Method: This study first identifies a pronounced low-rank structure in such data when represented as tensors. Leveraging this property, we propose a Low-Rank Tensor Model (LRTM) that integrates CANDECOMP/PARAFAC (CP) decomposition with Alternating Least Squares (ALS) to reconstruct long-term, large-scale missing entries. We benchmark LRTM against geostatistical interpolation methods.
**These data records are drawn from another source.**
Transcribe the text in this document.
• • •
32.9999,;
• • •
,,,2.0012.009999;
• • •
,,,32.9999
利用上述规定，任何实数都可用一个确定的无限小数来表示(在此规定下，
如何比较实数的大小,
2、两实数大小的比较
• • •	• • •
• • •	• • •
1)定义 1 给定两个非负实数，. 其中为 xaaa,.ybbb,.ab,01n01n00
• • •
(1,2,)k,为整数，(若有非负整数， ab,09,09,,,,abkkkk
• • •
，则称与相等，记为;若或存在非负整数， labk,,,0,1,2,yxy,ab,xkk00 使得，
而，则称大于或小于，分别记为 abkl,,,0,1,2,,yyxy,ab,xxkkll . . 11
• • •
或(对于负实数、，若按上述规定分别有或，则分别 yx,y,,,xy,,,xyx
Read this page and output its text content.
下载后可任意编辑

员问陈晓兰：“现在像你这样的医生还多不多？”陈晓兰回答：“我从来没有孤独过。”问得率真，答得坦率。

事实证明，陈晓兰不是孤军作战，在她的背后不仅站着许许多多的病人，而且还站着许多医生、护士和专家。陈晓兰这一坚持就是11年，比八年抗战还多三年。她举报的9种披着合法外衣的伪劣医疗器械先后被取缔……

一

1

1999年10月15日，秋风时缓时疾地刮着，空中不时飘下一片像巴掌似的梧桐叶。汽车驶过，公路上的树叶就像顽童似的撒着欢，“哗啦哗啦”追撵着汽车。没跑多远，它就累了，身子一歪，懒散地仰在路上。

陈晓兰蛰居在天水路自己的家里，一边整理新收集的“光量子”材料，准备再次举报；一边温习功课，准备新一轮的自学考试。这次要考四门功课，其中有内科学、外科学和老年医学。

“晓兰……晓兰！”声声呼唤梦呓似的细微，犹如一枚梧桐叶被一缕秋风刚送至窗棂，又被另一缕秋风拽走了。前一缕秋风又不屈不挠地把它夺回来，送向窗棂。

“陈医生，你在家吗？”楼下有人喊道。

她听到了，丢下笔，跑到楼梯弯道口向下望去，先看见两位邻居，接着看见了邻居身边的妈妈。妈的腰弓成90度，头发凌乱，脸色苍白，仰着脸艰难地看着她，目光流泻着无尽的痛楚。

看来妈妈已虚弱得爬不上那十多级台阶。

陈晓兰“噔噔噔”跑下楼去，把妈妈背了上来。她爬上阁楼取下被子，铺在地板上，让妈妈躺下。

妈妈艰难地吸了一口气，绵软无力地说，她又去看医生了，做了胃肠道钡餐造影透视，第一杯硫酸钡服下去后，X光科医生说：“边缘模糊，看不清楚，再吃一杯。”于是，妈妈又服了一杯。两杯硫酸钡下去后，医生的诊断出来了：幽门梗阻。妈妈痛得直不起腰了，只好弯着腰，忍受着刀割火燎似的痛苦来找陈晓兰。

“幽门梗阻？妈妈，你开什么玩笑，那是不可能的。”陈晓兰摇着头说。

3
Contribution/Results: Experiments demonstrate that LRTM achieves superior reconstruction accuracy and robustness, especially in predicting extreme values and capturing spatiotemporal variation patterns. It effectively supports pollution hotspot identification and anomaly detection. This work establishes a novel paradigm for atmospheric data imputation and extends the applicability of low-rank tensor modeling in Earth system science.
📝 Abstract
In this study, we investigate for the first time the low-rank properties of a tensorized large-scale spatio-temporal dynamic atmospheric variable. We focus on the Sentinel-5P tropospheric NO2 product (S5P-TN) over a four-year period in an area that encompasses the contiguous United States (CONUS). Here, it is demonstrated that a low-rank approximation of such a dynamic variable is feasible. We apply the low-rank properties of the S5P-TN data to inpaint gaps in the Sentinel-5P product by adopting a low-rank tensor model (LRTM) based on the CANDECOMP / PARAFAC (CP) decomposition and alternating least squares (ALS). Furthermore, we evaluate the LRTM's results by comparing them with spatial interpolation using geostatistics, and conduct a comprehensive spatial statistical and temporal analysis of the S5P-TN product. The results of this study demonstrated that the tensor completion successfully reconstructs the missing values in the S5P-TN product, particularly in the presence of extended cloud obscuration, predicting outliers and identifying hotspots, when the data is tensorized over extended spatial and temporal scales.